Most longtime residents of Fulton County know through personal experience the region has a long history of tornadoes. Those with the longest memory can vividly recall the most deadly twister ever visiting Fulton County, which struck April 3, 1974. The one that came to the area shortly before 6 p.m. that day was one of 148 tornadoes confirmed in 13 states and one Canadian province causing more than $843 million in damage, the equivalent of $4.58 billion in today’s currency. In what became known as the 1974 Super Outbreak, the storm remains the second-largest tornado outbreak on record for a single 24-hour period, surpassed only by an event in 2011. When all accounting from the storms was completed, 337 people, including 44 Hoosiers, were killed.
In Fulton County that day, at least 88 people were injured and six people were killed. It destroyed or damaged hundreds of homes and buildings with hundreds of families suffering financial loss. The estimated property damage in the county totaled nearly $10 million, or approximately $52 million today. As described in the October 1974 issue of the national publication Reader’s Digest, “Rochester, Ind., had five minutes’ notice before residents saw a large black cloud that crackled with lightning moving sinuously along the ground … swelling and contracting like a living monster.”
The storm entered the county from the west, crossing US 31 from approximately West 6th Street in the north to West 13th Street to the south. It turned northwest, crossing over the Fulton County Fairgrounds and Riddle Elementary School on a destructive path toward Talma, which by many accounts bore the brunt of the destruction. The swath of the tornado was estimated at a half-mile wide, with wind speeds in excess of 100 mph.
“I remember coming up on 9th and Main Streets,” recalled John Tombaugh, who was 32 at the time. “The rain water on the street was three feet high. Later that evening I was up on Olson Road helping to direct traffic. I also helped with sandbagging at the dam. I was up two days straight before I decided it was time to get some sleep.”
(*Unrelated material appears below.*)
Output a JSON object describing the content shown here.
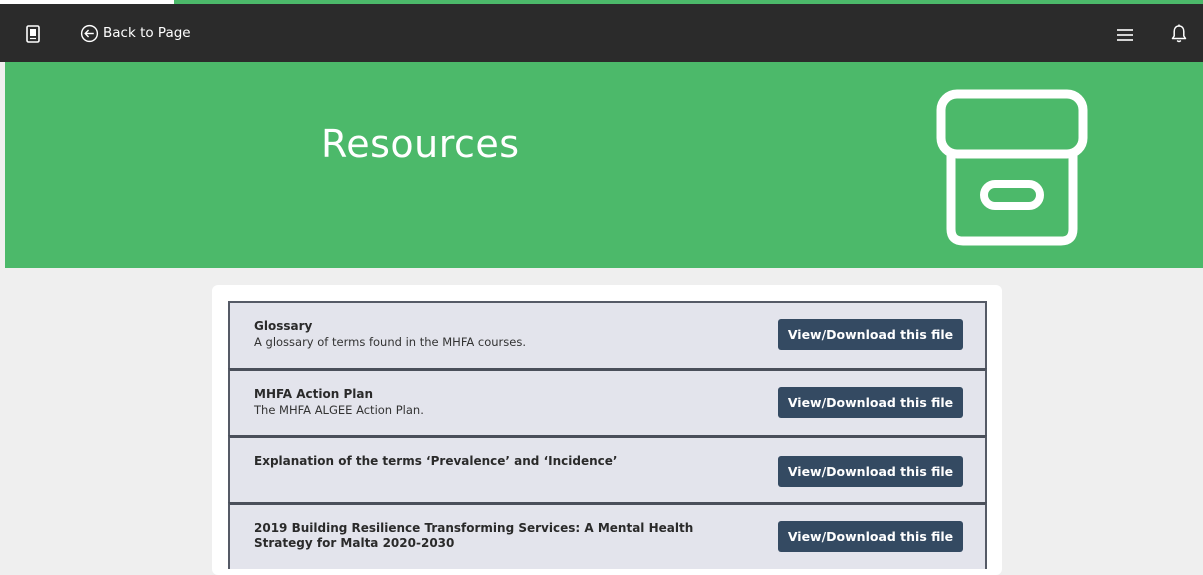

Bill Willard also offered recollections of that day. He was working for Rochester Telephone Company at the time and said he drove home from work in sheets of rain, but didn’t realize a tornado had struck until he got a phone call from his boss asking him if he had a chain saw and he needed to get back to work. He said they worked until around 11 p.m. that night, including running 2,000 feet of telephone line to the Talma Community Building to provide phone access to the American Red Cross, which had set up its relief headquarters there.
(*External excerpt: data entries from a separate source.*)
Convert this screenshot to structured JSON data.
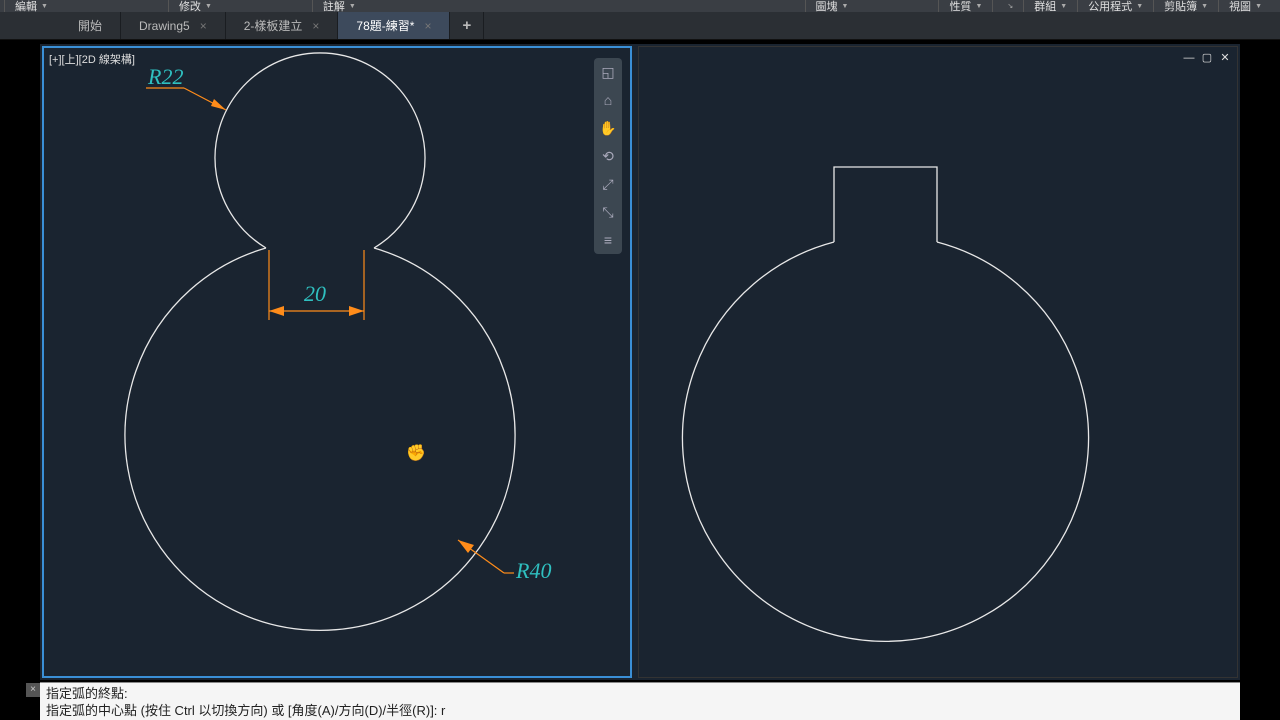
{
  "menu_left": [
    "編輯",
    "修改",
    "註解"
  ],
  "menu_right": [
    "圖塊",
    "性質",
    "",
    "群組",
    "公用程式",
    "剪貼簿",
    "視圖"
  ],
  "tabs": [
    {
      "label": "開始",
      "active": false
    },
    {
      "label": "Drawing5",
      "active": false
    },
    {
      "label": "2-樣板建立",
      "active": false
    },
    {
      "label": "78題-練習*",
      "active": true
    }
  ],
  "newtab_label": "+",
  "viewport_label": "[+][上][2D 線架構]",
  "window_controls": {
    "min": "—",
    "max": "▢",
    "close": "✕"
  },
  "nav_icons": [
    "◱",
    "⌂",
    "✋",
    "⟲",
    "⤢",
    "⤡",
    "≡"
  ],
  "dimensions": {
    "top_radius": "R22",
    "gap_width": "20",
    "bottom_radius": "R40"
  },
  "command": {
    "line1": "指定弧的終點:",
    "line2": "指定弧的中心點 (按住 Ctrl 以切換方向) 或 [角度(A)/方向(D)/半徑(R)]: r"
  }
}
“I had my pilots’ license, so the next day we flew over Winamac, Rochester and Talma,” Willard recalled. “We could see where the tornado divided and then came back together near Talma.”
In a 1984 interview with Dave Kitchell of the Pharos Tribune in Logansport, then-Rochester Mayor Wayne Hittle said “it was like two different worlds. Every inch closer homes were to the tracks, the more damaged they were. Everything was obliterated on one side and a lot of people on the other side didn’t even know anything had happened. It was just that strange.”